Senate Appropriations Committee Chairman Kurt Schaefer said the shift away from requests for more money demonstrates that people understand the difficult budget situation Missouri faces.

“It’s also a very good thing for us to actually see people who are impacted by these programs,” said Schaefer, R-Columbia. “It can get a little sterile after a while in this committee when you’re looking at number upon number and the numbers are mind-boggling. But to actually put a face to the program and a face to the dollar amount, I think is actually compelling.”

House budget writers also have warned agencies not to expect budget increases. Outside the office door of Budget Committee Chairman Ryan Silvey is a welcome sign that asks visitors if they are arriving to seek more money than last year. If so, the sign states: “Have you lost your mind?”

Nixon’s administration has told state agencies to assume that anything cut from the current budget would remain gone in the next. It also told agencies not to ask for any additional money from the state’s general revenues, unless it is for a federally mandated program.

Still, Missouri’s judges moved closer Tuesday to potential pay raises in the 2013 budget year when a Senate committee narrowly backed a recommendation from the Missouri Citizens’ Commission on Compensation for Elected Officials.

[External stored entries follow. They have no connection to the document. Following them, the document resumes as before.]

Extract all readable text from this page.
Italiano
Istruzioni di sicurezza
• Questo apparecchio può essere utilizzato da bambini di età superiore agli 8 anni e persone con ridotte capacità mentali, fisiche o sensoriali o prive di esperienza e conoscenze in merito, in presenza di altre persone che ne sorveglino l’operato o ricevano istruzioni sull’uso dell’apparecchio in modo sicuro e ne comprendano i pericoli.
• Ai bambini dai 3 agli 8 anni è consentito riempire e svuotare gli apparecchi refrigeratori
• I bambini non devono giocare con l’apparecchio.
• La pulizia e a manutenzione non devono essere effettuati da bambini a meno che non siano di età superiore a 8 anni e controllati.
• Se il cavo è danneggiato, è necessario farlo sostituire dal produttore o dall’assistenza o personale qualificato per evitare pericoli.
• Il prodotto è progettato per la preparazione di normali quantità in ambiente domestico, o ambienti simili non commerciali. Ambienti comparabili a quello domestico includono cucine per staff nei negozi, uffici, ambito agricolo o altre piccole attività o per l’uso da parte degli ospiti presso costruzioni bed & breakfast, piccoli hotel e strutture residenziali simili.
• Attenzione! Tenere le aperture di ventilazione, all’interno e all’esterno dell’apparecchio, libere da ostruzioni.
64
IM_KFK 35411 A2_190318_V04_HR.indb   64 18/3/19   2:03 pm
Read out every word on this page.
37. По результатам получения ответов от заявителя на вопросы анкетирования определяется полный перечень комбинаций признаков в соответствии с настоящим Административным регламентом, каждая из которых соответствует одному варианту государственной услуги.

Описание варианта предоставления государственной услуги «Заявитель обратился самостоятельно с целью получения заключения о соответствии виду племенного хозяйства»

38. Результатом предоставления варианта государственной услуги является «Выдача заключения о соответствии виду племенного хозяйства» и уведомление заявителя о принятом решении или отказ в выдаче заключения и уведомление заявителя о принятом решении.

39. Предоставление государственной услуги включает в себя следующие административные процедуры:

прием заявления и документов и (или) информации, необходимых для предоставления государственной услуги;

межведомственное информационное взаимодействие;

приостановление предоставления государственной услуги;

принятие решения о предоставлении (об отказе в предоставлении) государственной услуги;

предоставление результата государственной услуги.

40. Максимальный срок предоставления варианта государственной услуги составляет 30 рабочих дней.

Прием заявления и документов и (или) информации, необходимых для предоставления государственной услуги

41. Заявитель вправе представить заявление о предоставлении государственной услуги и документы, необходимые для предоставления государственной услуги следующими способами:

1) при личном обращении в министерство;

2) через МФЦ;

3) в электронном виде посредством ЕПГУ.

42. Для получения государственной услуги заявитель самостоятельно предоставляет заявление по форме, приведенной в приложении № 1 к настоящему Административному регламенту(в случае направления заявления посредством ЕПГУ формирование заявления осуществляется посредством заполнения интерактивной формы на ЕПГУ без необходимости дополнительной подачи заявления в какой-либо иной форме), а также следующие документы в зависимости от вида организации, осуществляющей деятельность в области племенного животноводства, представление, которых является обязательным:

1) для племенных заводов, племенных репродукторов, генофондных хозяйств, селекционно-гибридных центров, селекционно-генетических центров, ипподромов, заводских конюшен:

The recommendation takes effect unless two-thirds of the Legislature rejects it by Feb. 1. However, money for the raises still would need to be included in the state budget.

Under the commission’s plan, the salaries of Missouri Supreme Court judges would be set at 69 percent of the salaries for their counterparts on the U.S. Supreme Court. Other Missouri judges would get salaries equal to 73 percent of the pay scale for their federal equivalents. Lawmakers and statewide elected officials would not get raises.